If you are considering making nature walks a regular part of your homeschool journey, I’d highly recommend taking along a few field guides to help out your young botanists in their discoveries. I have a variety of field guides that we own on insects, flowers, trees, and birds. The Lone Pine and Usborne field guides are great for children, but if you have older students you may want to look for something a little more in depth. The library is a good place to “try before you buy” so to speak. I recently ordered the Hand Book of Nature Study. This book was originally published in 1911 and is very thorough – after all plants haven’t changed much in the last hundred years. It is available to view online, but it’s a little tedious trying to make an 800+ page online book usable in reality, but don’t let me sway you – have a look. This gem of a book can be overwhelming without understanding the purpose of the thing. This little quote sums it up:
“The chief aim of this volume is to encourage investigation rather than to give information.” – Handbook of Nature Study
I recently found a blog featuring this very book and who’s purpose is dedicated to encourage those interested in using it. Once our book arrives I hope to participate in the weekly Outdoor Hour Challenge featured on this blog. In the interim, I will leave you with this quote:
Nature observation is enhanced by sketching what is seen: “To look at it is something, but its spirit will not come at once; you must look long enough, with a child’s forgetfulness of time. Gazing for long, though, becomes tedious; you begin to think of the dinner-hour. But to draw it is to caress it; all the difference between staring at a kitten and stroking it; between watching a game and playing it. That is why it is worth learning to draw.” [from this Parents’ Review article]
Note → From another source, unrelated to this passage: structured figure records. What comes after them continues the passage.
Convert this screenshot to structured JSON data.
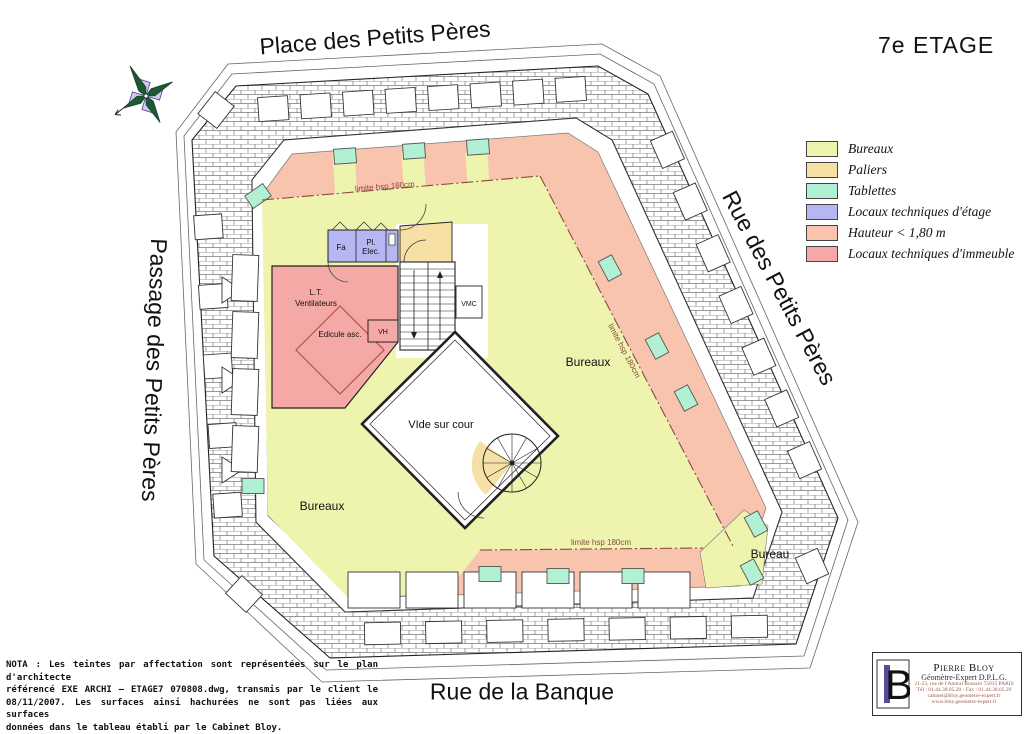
{
  "title": "7e ETAGE",
  "streets": {
    "top": "Place des Petits Pères",
    "right": "Rue des Petits Pères",
    "left": "Passage des Petits Pères",
    "bottom": "Rue de la Banque"
  },
  "legend": {
    "items": [
      {
        "key": "bureaux",
        "label": "Bureaux",
        "color": "#eef3ae"
      },
      {
        "key": "paliers",
        "label": "Paliers",
        "color": "#f7e0a6"
      },
      {
        "key": "tablettes",
        "label": "Tablettes",
        "color": "#b2f0d3"
      },
      {
        "key": "lt_etage",
        "label": "Locaux techniques d'étage",
        "color": "#b6b7f2"
      },
      {
        "key": "hauteur",
        "label": "Hauteur < 1,80 m",
        "color": "#f8c4ae"
      },
      {
        "key": "lt_immeuble",
        "label": "Locaux techniques d'immeuble",
        "color": "#f5a9a6"
      }
    ]
  },
  "plan": {
    "labels": {
      "bureaux_right": "Bureaux",
      "bureaux_left": "Bureaux",
      "bureau_bottom": "Bureau",
      "vide": "VIde sur cour",
      "limite": "limite hsp 180cm",
      "fa": "Fa",
      "pl": "Pl.",
      "elec": "Elec.",
      "lt": "L.T.",
      "ventilateurs": "Ventilateurs",
      "edicule": "Edicule asc.",
      "vh": "VH",
      "vmc": "VMC"
    }
  },
  "nota": {
    "line1": "NOTA : Les teintes par affectation sont représentées sur le plan d'architecte",
    "line2": "référencé EXE ARCHI — ETAGE7 070808.dwg, transmis par le client le",
    "line3": "08/11/2007. Les surfaces ainsi hachurées ne sont pas liées aux surfaces",
    "line4": "données dans le tableau établi par le Cabinet Bloy."
  },
  "stamp": {
    "monogram": "B",
    "name": "Pierre Bloy",
    "title": "Géomètre-Expert D.P.L.G.",
    "address": "21-23, rue de l'Amiral Roussin 75015 PARIS",
    "phone": "Tél : 01.44.38.05.20 - Fax : 01.44.38.05.20",
    "email": "cabinet@bloy.geometre-expert.fr",
    "web": "www.bloy.geometre-expert.fr"
  }
}
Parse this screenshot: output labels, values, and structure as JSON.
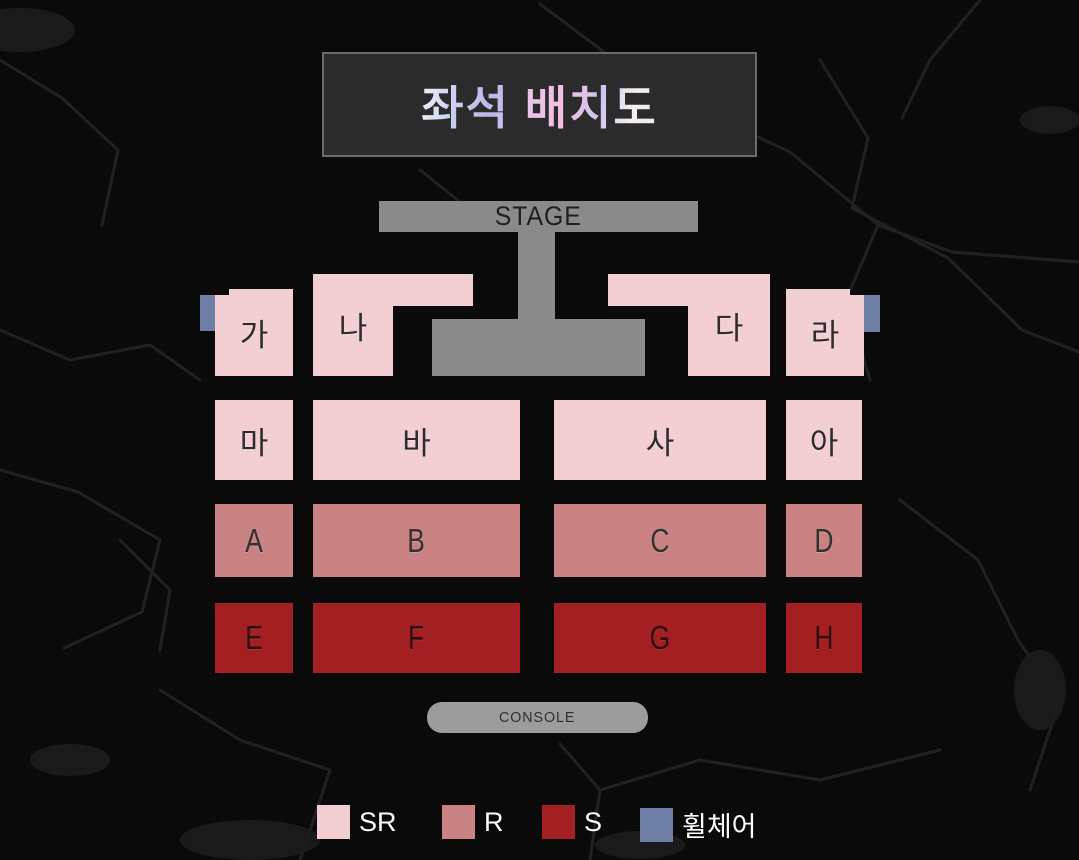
{
  "title": {
    "text": "좌석 배치도"
  },
  "stage": {
    "label": "STAGE"
  },
  "console": {
    "label": "CONSOLE"
  },
  "colors": {
    "sr": "#f3ced3",
    "r": "#ca8282",
    "s": "#a41f21",
    "wheelchair": "#6f7ea4",
    "stage_gray": "#8a8a8a",
    "console_gray": "#9c9c9c",
    "background": "#0a0a0a"
  },
  "sections": {
    "row1": [
      {
        "id": "ga",
        "label": "가",
        "tier": "SR"
      },
      {
        "id": "na",
        "label": "나",
        "tier": "SR"
      },
      {
        "id": "da",
        "label": "다",
        "tier": "SR"
      },
      {
        "id": "ra",
        "label": "라",
        "tier": "SR"
      }
    ],
    "row2": [
      {
        "id": "ma",
        "label": "마",
        "tier": "SR"
      },
      {
        "id": "ba",
        "label": "바",
        "tier": "SR"
      },
      {
        "id": "sa",
        "label": "사",
        "tier": "SR"
      },
      {
        "id": "ah",
        "label": "아",
        "tier": "SR"
      }
    ],
    "row3": [
      {
        "id": "A",
        "label": "A",
        "tier": "R"
      },
      {
        "id": "B",
        "label": "B",
        "tier": "R"
      },
      {
        "id": "C",
        "label": "C",
        "tier": "R"
      },
      {
        "id": "D",
        "label": "D",
        "tier": "R"
      }
    ],
    "row4": [
      {
        "id": "E",
        "label": "E",
        "tier": "S"
      },
      {
        "id": "F",
        "label": "F",
        "tier": "S"
      },
      {
        "id": "G",
        "label": "G",
        "tier": "S"
      },
      {
        "id": "H",
        "label": "H",
        "tier": "S"
      }
    ]
  },
  "wheelchair_seats": [
    {
      "side": "left",
      "tier": "휠체어"
    },
    {
      "side": "right",
      "tier": "휠체어"
    }
  ],
  "legend": [
    {
      "label": "SR",
      "color": "#f3ced3"
    },
    {
      "label": "R",
      "color": "#ca8282"
    },
    {
      "label": "S",
      "color": "#a41f21"
    },
    {
      "label": "휠체어",
      "color": "#6f7ea4"
    }
  ]
}
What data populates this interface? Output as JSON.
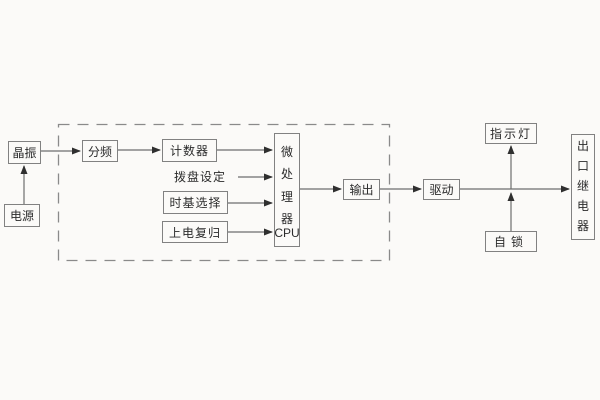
{
  "colors": {
    "background": "#fbfaf8",
    "box_border": "#818181",
    "line": "#6e6e6e",
    "arrowhead": "#2f2f2f",
    "text": "#2b2b2b",
    "dashed_border": "#8a8a8a"
  },
  "diagram": {
    "title": "relay-timer-block-diagram",
    "nodes": {
      "crystal": {
        "label": "晶振"
      },
      "power": {
        "label": "电源"
      },
      "divider": {
        "label": "分频"
      },
      "counter": {
        "label": "计数器"
      },
      "dial_setting": {
        "label": "拨盘设定"
      },
      "timebase_select": {
        "label": "时基选择"
      },
      "power_on_reset": {
        "label": "上电复归"
      },
      "cpu": {
        "label_vertical": "微处理器",
        "label_sub": "CPU"
      },
      "output": {
        "label": "输出"
      },
      "drive": {
        "label": "驱动"
      },
      "indicator_light": {
        "label": "指示灯"
      },
      "self_lock": {
        "label": "自锁"
      },
      "outlet_relay": {
        "label": "出口继电器"
      }
    }
  }
}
After continuing on, my youngest daughter spotted a male and female duck doing what appeared to be a little house keeping. She was eager to draw her findings right there on the bridge. Later on that evening, after dinner was said and done, the girls were happy to complete their nature drawings which later transpired into an art activity that the three of us enjoyed together.
Overall, a little walk that took less than 30 minutes, turned out to be a unique, diversified, and entertaining learning experience – one that I can’t wait to do again.
You might think that electronics is not a subject that could be enjoyed by a fourth grader, but this post might just change your mind. I too, was a sceptic. Even though I have daughters who are not afraid of getting dirty, or exploring the world of insects and reptilians, I was sure that electronics might have to wait ’til eight grade. However, to my surprise I came across this nifty little electronics kit titled non other than: Fun with Electronics.
The kit is comprised of a cardboard “workbench”, 52 springs, and various electronic components such as transformers, various capacitors, resistors, transistors, diodes and the like. The kids can (and did) put the entire workbench and all the components together themselves with relative ease. Once the workbench is complete, there are 25 different circuits the kids can build on the bench in order to create various electronic projects, including sound, touch, and light activated switches. Following instructions is critical though, and the ability to troubleshoot a problem circuit or locate a missing connection is necessary and requires much patience. Over all, the projects are quick and rewarding, and if the kids are able to follow verbal instructions well, you can sit and read the circuit patterns to the kids while they go to work and connect it. You can even do so while drinking your coffee – really.
You may be wondering: Okay, that sounds cool, but I have kids in different grade levels and I simply don’t have time for all these separate little projects. Believe me, I had thought of that too. Which is why this year I have taken a different approach to science. I have two girls in grades 4 and 6 with two different sets of learning outcomes for science. If your kids are old enough, consider teaching the same subject to both grades. This electronics kit was purchased to meet 6th grade learning outcomes, and it happens to be something that my fourth grader is very much into. So, as a result, my fourth grader ends up ahead by meeting these 6th grade learning outcomes ahead of schedule – freeing 6th grade science for well, whatever she may fancy. Even though many of us are enrolled, it is possible to find the scholastic freedom that is familiar to many registered home learners.